L'un des rôles principaux du film est interprété par Clementine Poidatz, comédienne aperçue dans le précédent film de Garrel, Les Amants réguliers, ou dans Marie-Antoinette. Issue du Conservatoire, elle y a notamment eu comme professeur... Philippe Garrel. Depuis Sauvage innocence, celui-ci fait jouer plusieurs personnages de ses films par ses élèves. C'est encore le cas ici, la majorité des rôles de La Frontière de l'aube ayant été confiés à ces acteurs en herbe.
Dans le film, Carole subit des électrochocs, une expérience qu'a vécue Philippe Garrel au début des années 70 : il avait séjourné en hôpital psychiatrique après avoir tenté de fracturer la Villa Médicis à Rome, lors du tournage de La Cicatrice intérieure. "J'ai fait reconstituer la pièce où on m'avait fait ces électrochocs, de mémoire, avec la camisole, la table en plomb. Mais ça n'a pas loupé, on m'a dit ça fait chiqué, on dirait du Fritz Lang ! Oui, il y a une identification. Je me sens concerné par ce qu'elle vit, quand on la décrète folle dès qu'elle devient politique. Une chose qui est restée très contemporaine : quand quelqu'un commence à adhérer à la révolution, il est dans le délire !"
Partisan du noir et blanc, Philippe Garrel explique qu'il a fait ce choix, pour ce film, "à cause des apparitions. Je ne pouvais pas faire un film pareil en couleurs. Le noir et blanc permet d'être plus facilement dans l'imaginaire, on est plus prêt à accepter que quelqu'un surgisse dans un miroir. Je n'utilise pas le noir et blanc par caprice. Pour Les Amants réguliers, il était justifié par la difficulté de la reconstitution. En optant pour le noir et blanc on a fait la moitié du travail."

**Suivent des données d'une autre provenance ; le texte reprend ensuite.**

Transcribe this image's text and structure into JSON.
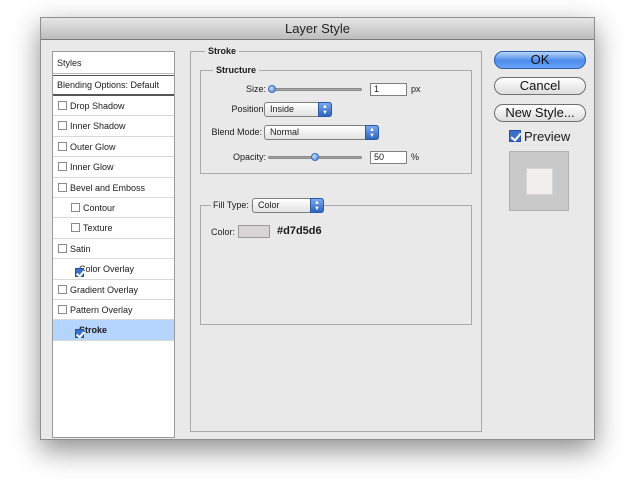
{
  "window": {
    "title": "Layer Style"
  },
  "styles_panel": {
    "header": "Styles",
    "blending_options": "Blending Options: Default",
    "items": [
      {
        "label": "Drop Shadow",
        "checked": false,
        "indent": false,
        "selected": false
      },
      {
        "label": "Inner Shadow",
        "checked": false,
        "indent": false,
        "selected": false
      },
      {
        "label": "Outer Glow",
        "checked": false,
        "indent": false,
        "selected": false
      },
      {
        "label": "Inner Glow",
        "checked": false,
        "indent": false,
        "selected": false
      },
      {
        "label": "Bevel and Emboss",
        "checked": false,
        "indent": false,
        "selected": false
      },
      {
        "label": "Contour",
        "checked": false,
        "indent": true,
        "selected": false
      },
      {
        "label": "Texture",
        "checked": false,
        "indent": true,
        "selected": false
      },
      {
        "label": "Satin",
        "checked": false,
        "indent": false,
        "selected": false
      },
      {
        "label": "Color Overlay",
        "checked": true,
        "indent": false,
        "selected": false
      },
      {
        "label": "Gradient Overlay",
        "checked": false,
        "indent": false,
        "selected": false
      },
      {
        "label": "Pattern Overlay",
        "checked": false,
        "indent": false,
        "selected": false
      },
      {
        "label": "Stroke",
        "checked": true,
        "indent": false,
        "selected": true
      }
    ]
  },
  "stroke": {
    "section_title": "Stroke",
    "structure_title": "Structure",
    "size": {
      "label": "Size:",
      "value": "1",
      "unit": "px",
      "slider_fraction": 0.01
    },
    "position": {
      "label": "Position:",
      "value": "Inside"
    },
    "blend_mode": {
      "label": "Blend Mode:",
      "value": "Normal"
    },
    "opacity": {
      "label": "Opacity:",
      "value": "50",
      "unit": "%",
      "slider_fraction": 0.5
    },
    "fill_type": {
      "label": "Fill Type:",
      "value": "Color"
    },
    "color": {
      "label": "Color:",
      "hex_text": "#d7d5d6",
      "swatch": "#d7d5d6"
    }
  },
  "buttons": {
    "ok": "OK",
    "cancel": "Cancel",
    "new_style": "New Style..."
  },
  "preview": {
    "label": "Preview",
    "checked": true
  }
}
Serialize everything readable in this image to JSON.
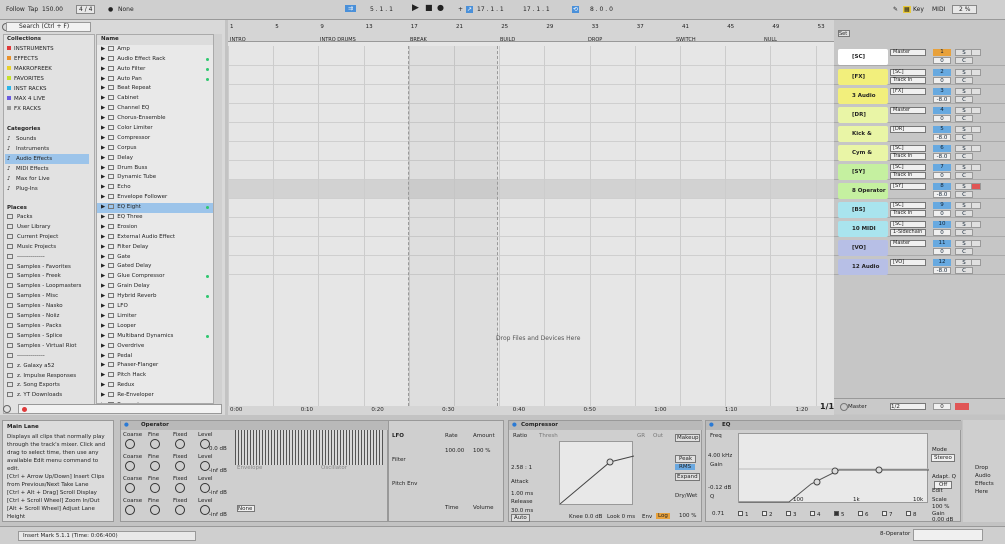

Pour l'écriture de La Frontière de l'aube, Philippe Garrel s'est entouré de fidèles complices, l'écrivain Marc Cholodenko (co-auteur de tous ses films depuis Les Baisers de secours en 1988) et Arlette Langmann (quatrième collaboration). C'est également la quatrième fois qu'il fait appel au monteur Yann Dedet. Enfin, la photo du film est signée Willy Lubtchansky, à qui on doit déjà le noir et blanc des Amants réguliers.
La musique du film, une partition pour violon, est signée Jean-Claude Vannier, qui avait déjà composé la BO des Amants réguliers (du piano, cette fois...) et celle de Sauvage innocence. Personnalité influente, mais méconnue, de la chanson française, Vannier fut notamment un collaborateur de Serge Gainsbourg - il a participé à la conception de Histoire de Melody Nelson, l'un des plus fameux albums de L'Homme à tête de chou. Lui-même chanteur, il a également écrit des morceaux pour Françoise Hardy, Michel Jonasz ou encore Maurane. Précisons que le violon de La Frontière de l'aube est tenu par le grand musicien de jazz Didier Lockwood.